10/30/2017 | News release | Distributed by Public on 10/30/2017 05:05
Everybody knows that the construction of the IJmuiden New Sea Lock is now well underway. But what not many people know is that the operating and control systems of the existing locks at IJmuiden and Schellingwoude, and those of the pumping and sluicing station at IJmuiden and of the bridge at Schellingwoude have also been renewed.
The new control systems guarantee reliable lock and bridge passages for shipping traffic. But that is not the only benefit of the renewal. Also included in the so-called migration project was the installation of a fish ladder that provides a safe passage to and from the North Sea for fish like glass eel, silver eel, three-spined stickleback, smelt, and flounder.
To guarantee the reliability of the IJmuiden and Schellingwoude lock complexes in the North Sea Canal, Rijkswaterstaat has renewed the operating and control systems of these objects. The project also included the integration of these systems into the new control stations. It means that all software systems have been completely replaced. The entire migration - i.e. removal plus renewal - of all these systems has taken more than 5 years. An important part of this project was the design of the new control stations.
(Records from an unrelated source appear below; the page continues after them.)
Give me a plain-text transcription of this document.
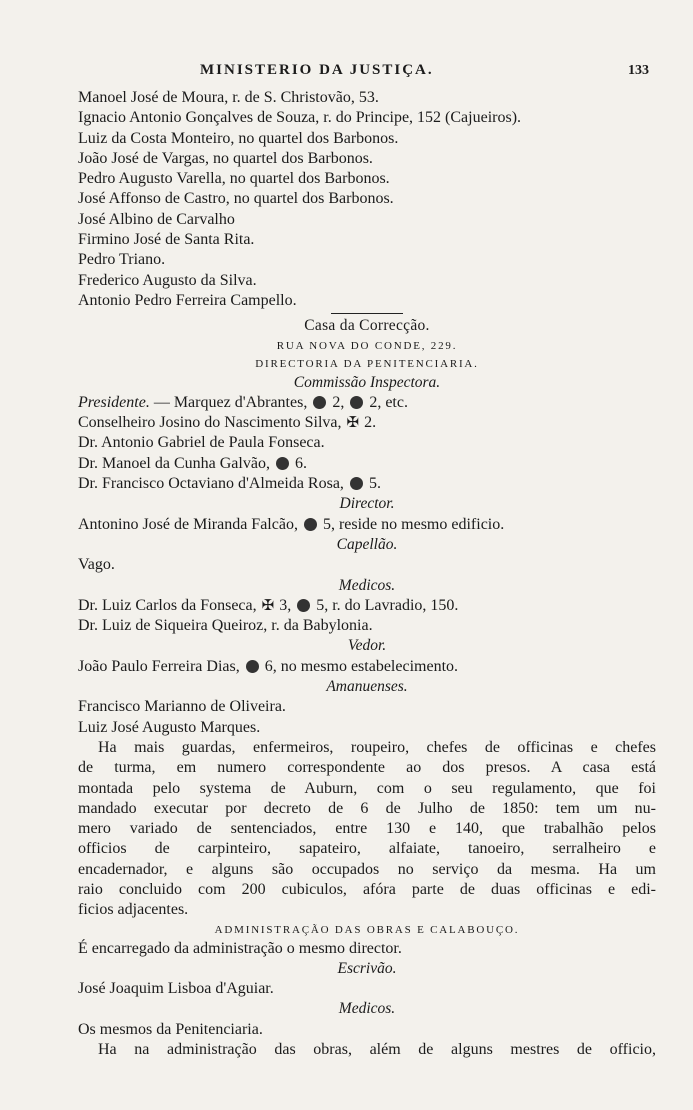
MINISTERIO DA JUSTIÇA.	133
Manoel José de Moura, r. de S. Christovão, 53.
Ignacio Antonio Gonçalves de Souza, r. do Principe, 152 (Cajueiros).
Luiz da Costa Monteiro, no quartel dos Barbonos.
João José de Vargas, no quartel dos Barbonos.
Pedro Augusto Varella, no quartel dos Barbonos.
José Affonso de Castro, no quartel dos Barbonos.
José Albino de Carvalho
Firmino José de Santa Rita.
Pedro Triano.
Frederico Augusto da Silva.
Antonio Pedro Ferreira Campello.
Casa da Correcção.
RUA NOVA DO CONDE, 229.
DIRECTORIA DA PENITENCIARIA.
Commissão Inspectora.
Presidente. — Marquez d'Abrantes, 2, 2, etc.
Conselheiro Josino do Nascimento Silva, ✠ 2.
Dr. Antonio Gabriel de Paula Fonseca.
Dr. Manoel da Cunha Galvão, 6.
Dr. Francisco Octaviano d'Almeida Rosa, 5.
Director.
Antonino José de Miranda Falcão, 5, reside no mesmo edificio.
Capellão.
Vago.
Medicos.
Dr. Luiz Carlos da Fonseca, ✠ 3, 5, r. do Lavradio, 150.
Dr. Luiz de Siqueira Queiroz, r. da Babylonia.
Vedor.
João Paulo Ferreira Dias, 6, no mesmo estabelecimento.
Amanuenses.
Francisco Marianno de Oliveira.
Luiz José Augusto Marques.
Ha mais guardas, enfermeiros, roupeiro, chefes de officinas e chefes
de turma, em numero correspondente ao dos presos. A casa está
montada pelo systema de Auburn, com o seu regulamento, que foi
mandado executar por decreto de 6 de Julho de 1850: tem um nu-
mero variado de sentenciados, entre 130 e 140, que trabalhão pelos
officios de carpinteiro, sapateiro, alfaiate, tanoeiro, serralheiro e
encadernador, e alguns são occupados no serviço da mesma. Ha um
raio concluido com 200 cubiculos, afóra parte de duas officinas e edi-
ficios adjacentes.
ADMINISTRAÇÃO DAS OBRAS E CALABOUÇO.
É encarregado da administração o mesmo director.
Escrivão.
José Joaquim Lisboa d'Aguiar.
Medicos.
Os mesmos da Penitenciaria.
Ha na administração das obras, além de alguns mestres de officio,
Specific design requirements were established for the control software, the layout of the control screens, and the new control stations. The key requirement was that they must be logical and easy to use for operators of both the existing lock complexes and the new sea lock at IJmuiden.
Julian Sallows, Nautical Advisor of Port of Amsterdam, explained, 'What we did not want was, for instance, an operating button on the control panel of the existing lock being placed on the left hand side and the corresponding button on the panel of the new lock on the right hand side. That would be confusing and therefore unsafe. So for all the locks, a clear and unambiguous way of operating had to be designed'.
During the realisation of the migration project, disruptions to shipping traffic have been kept to a minimum as much as possible. For this purpose, the parties concerned - Port of Amsterdam and Rijkswaterstaat - have worked closely together. This has resulted in completely new operating and control systems of the lock complexes at IJmuiden and Schellingwoude. The IJmuiden North Lock is now remotely controlled from the pumping station and the pumping station itself is remotely controlled from Schellingwoude. To this end, a completely new camera system has been installed.
Fish ladder at the IJmuiden Small Lock
The modifications to the Small Lock for the installation of the fish ladder were also part of the operating and control system migration project. Rijkswaterstaat has modified the Small Lock in an innovative way to make it possible that both ships and fish can pass through the lock. For this purpose they found clever solutions by making use of the existing slides and lock gates. An automatic control system puts the slides in the right positions to allow the fish to pass through the lock from the North Sea to the North Sea Canal or vice versa.
In a similar way, Rijkswaterstaat will also make use of the other locks along the North Sea Canal to enable fish migration. This is one of Rijkswaterstaat's measures to achieve the objectives of the European Water Framework Directive (WFD). The WFD measures are directed at the restoration of natural habitats and to ensure that waters are kept clean and healthy.